I accept the early termination thing. It is after all why you're receiving a higher rate than a permanent employee.
I think that generally you'd be able to see it coming in terms of renewal / lapsing / early termination wouldn't you? I know that in my 10 years as an employee it's always been fairly obvious to me which contractors were going and staying and I assume it was to them too.
But yes it could come out of the blue.
1st to 2nd is often hard and IS affected by the time of year.
When are the peaks and troughs during the year?
As well as your skillset location is another important consideration. How far are you willing to travel? For me it's 1.5hrs each way per day. Some are happy to work away but I did enough of that in various perm roles to be over it!
I would be happy with up to 1.5 hours each way. That puts me in range of Manchester, Liverpool, Chester, Wrexham etc.
For Oracle Database the highest paying contracts appear to be in the big banks and financial institutions in Canary Wharf and the "City".
Locally I'm seeing £300-400 whereas they are paying £500-600 and upwards. However attempting to do the maths is looks like the extra would be burnt entirely on accommodation and Monday / Friday travel even as tax deductible expenses. Don't have children but don't think it would suite me anyway to be honest.
Worth noting that the IR35 landscape is changing.
From my research it seems like the big risk is with companies and agencies being responsible and liable for determining IR35 status some will just blanket everyone inside for safety.
You'd have to hope that this will lock them out of the best talent and they'll eventually come round. It will probably take a while for the industry to come up with a decent solution for managing the new IR35 changes but I suspect agencies and companies will soon find clever wording and tests to show that they're not inside IR35.
If it's true that 50% of vacancies end up within IR35 how will they fill them? Who wants to work on a contract basis with the pay of a permenant role? How can they hope to attract talent?

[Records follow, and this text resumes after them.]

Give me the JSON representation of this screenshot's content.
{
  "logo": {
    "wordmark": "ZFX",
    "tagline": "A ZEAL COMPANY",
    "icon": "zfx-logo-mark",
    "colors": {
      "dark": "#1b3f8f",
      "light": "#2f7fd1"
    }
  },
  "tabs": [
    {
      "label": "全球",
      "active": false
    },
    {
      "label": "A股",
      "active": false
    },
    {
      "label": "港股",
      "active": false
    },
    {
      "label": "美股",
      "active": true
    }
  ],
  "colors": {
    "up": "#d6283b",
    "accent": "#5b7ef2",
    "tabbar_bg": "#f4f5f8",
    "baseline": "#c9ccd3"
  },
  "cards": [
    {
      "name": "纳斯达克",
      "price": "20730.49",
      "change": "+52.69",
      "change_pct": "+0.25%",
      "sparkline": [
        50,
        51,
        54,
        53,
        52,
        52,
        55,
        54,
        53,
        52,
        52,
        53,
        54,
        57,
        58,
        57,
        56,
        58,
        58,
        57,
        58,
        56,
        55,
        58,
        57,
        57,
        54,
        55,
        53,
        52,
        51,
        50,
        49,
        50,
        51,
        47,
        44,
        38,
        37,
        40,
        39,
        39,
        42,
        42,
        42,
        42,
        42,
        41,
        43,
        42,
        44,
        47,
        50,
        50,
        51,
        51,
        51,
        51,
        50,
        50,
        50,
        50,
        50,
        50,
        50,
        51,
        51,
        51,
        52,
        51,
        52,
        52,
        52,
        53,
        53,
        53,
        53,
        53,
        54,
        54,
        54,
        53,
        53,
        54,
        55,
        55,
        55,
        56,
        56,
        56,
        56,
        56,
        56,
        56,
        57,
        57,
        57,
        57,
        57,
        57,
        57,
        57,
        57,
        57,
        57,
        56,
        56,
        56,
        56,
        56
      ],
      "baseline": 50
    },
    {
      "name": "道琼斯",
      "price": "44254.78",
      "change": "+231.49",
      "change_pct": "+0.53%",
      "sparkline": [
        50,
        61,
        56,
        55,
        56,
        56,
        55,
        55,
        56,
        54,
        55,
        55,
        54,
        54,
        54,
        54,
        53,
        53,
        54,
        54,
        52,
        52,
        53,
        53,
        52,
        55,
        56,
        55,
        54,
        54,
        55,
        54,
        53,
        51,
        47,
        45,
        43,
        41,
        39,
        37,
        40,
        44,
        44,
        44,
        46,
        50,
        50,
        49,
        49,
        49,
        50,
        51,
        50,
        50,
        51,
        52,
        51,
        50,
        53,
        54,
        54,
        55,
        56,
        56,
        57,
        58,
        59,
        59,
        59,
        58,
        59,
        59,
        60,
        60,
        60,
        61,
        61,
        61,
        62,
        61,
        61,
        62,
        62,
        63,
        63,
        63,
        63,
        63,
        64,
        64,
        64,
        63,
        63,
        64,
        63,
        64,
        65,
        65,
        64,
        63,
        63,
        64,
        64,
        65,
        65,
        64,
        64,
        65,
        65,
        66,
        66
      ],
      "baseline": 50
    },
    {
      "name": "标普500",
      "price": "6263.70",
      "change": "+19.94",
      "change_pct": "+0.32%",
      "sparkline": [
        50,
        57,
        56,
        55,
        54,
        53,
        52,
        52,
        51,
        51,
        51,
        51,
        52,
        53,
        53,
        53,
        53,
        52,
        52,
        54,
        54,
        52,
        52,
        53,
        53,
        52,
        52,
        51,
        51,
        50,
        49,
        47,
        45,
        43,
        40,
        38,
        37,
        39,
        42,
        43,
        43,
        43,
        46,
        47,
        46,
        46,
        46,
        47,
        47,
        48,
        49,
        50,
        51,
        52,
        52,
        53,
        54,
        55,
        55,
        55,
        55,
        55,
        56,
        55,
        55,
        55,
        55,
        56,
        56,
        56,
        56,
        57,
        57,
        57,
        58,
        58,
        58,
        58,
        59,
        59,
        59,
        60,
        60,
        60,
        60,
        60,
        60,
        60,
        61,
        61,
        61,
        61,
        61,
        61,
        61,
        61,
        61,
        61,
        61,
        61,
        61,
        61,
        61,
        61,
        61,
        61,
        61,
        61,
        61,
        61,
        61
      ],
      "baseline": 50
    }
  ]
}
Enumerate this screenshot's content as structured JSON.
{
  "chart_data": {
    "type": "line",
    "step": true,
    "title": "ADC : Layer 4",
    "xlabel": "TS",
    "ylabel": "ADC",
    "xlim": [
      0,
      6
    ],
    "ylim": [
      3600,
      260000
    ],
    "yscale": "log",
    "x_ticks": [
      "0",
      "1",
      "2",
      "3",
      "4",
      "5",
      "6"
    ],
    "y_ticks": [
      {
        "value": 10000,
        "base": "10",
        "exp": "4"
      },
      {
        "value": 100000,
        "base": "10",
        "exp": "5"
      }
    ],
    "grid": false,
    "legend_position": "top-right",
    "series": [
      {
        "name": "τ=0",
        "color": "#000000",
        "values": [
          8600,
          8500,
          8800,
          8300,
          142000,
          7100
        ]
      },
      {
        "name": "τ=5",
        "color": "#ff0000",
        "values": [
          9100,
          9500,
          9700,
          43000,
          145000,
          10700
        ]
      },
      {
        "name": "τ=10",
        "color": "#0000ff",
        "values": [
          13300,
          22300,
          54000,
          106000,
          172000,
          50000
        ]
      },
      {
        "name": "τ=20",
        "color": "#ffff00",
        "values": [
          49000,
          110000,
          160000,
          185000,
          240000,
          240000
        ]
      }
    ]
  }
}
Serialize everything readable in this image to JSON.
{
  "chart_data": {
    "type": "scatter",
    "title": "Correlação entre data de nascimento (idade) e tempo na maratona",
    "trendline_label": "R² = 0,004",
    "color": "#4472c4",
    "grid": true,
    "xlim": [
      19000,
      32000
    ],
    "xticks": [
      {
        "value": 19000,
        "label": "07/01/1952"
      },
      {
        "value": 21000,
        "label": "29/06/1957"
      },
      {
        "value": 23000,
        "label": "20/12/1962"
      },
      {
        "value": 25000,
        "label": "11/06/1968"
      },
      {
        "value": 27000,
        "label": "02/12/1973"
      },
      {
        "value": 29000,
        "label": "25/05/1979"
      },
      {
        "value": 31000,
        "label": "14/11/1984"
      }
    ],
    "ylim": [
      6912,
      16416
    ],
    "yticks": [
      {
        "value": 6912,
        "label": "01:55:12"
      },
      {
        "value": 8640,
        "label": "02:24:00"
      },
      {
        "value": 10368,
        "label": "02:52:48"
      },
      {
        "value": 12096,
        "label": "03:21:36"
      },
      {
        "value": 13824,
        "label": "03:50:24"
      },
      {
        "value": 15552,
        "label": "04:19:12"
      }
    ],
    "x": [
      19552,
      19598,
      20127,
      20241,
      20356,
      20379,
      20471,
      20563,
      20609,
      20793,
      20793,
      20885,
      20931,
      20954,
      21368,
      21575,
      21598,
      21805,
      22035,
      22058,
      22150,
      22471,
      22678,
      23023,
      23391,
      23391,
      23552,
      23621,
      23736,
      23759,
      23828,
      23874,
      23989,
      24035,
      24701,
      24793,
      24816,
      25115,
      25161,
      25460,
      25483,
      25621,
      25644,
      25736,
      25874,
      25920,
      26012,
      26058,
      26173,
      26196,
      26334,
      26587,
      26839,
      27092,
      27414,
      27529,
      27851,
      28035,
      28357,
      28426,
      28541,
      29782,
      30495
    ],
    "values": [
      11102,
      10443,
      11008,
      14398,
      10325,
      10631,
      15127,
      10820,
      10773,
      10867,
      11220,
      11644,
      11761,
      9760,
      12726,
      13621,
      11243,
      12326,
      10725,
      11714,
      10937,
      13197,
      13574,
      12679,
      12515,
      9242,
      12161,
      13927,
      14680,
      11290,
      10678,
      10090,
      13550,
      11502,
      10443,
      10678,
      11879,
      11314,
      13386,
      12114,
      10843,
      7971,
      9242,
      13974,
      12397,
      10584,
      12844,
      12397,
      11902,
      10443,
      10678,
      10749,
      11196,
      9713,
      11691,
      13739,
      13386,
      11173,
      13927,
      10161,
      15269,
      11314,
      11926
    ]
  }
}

It's definitely uncertain but I can't imagine an IT industry that doesn't run projects by loading up with contractors for the build and then winding down to leave the BAU to in house.
Obviously my viewpoint is coming from a permenant employee so I could be wrong but I've worked with contractors for 10 years. I'm interested to hear what you all feel the industry would look like and what you personally would do if a large portion or majority of roles were trapped by IR35. I just don't think its feasible and the agencies, the contract wording etc will just evolve to stay ahead of it.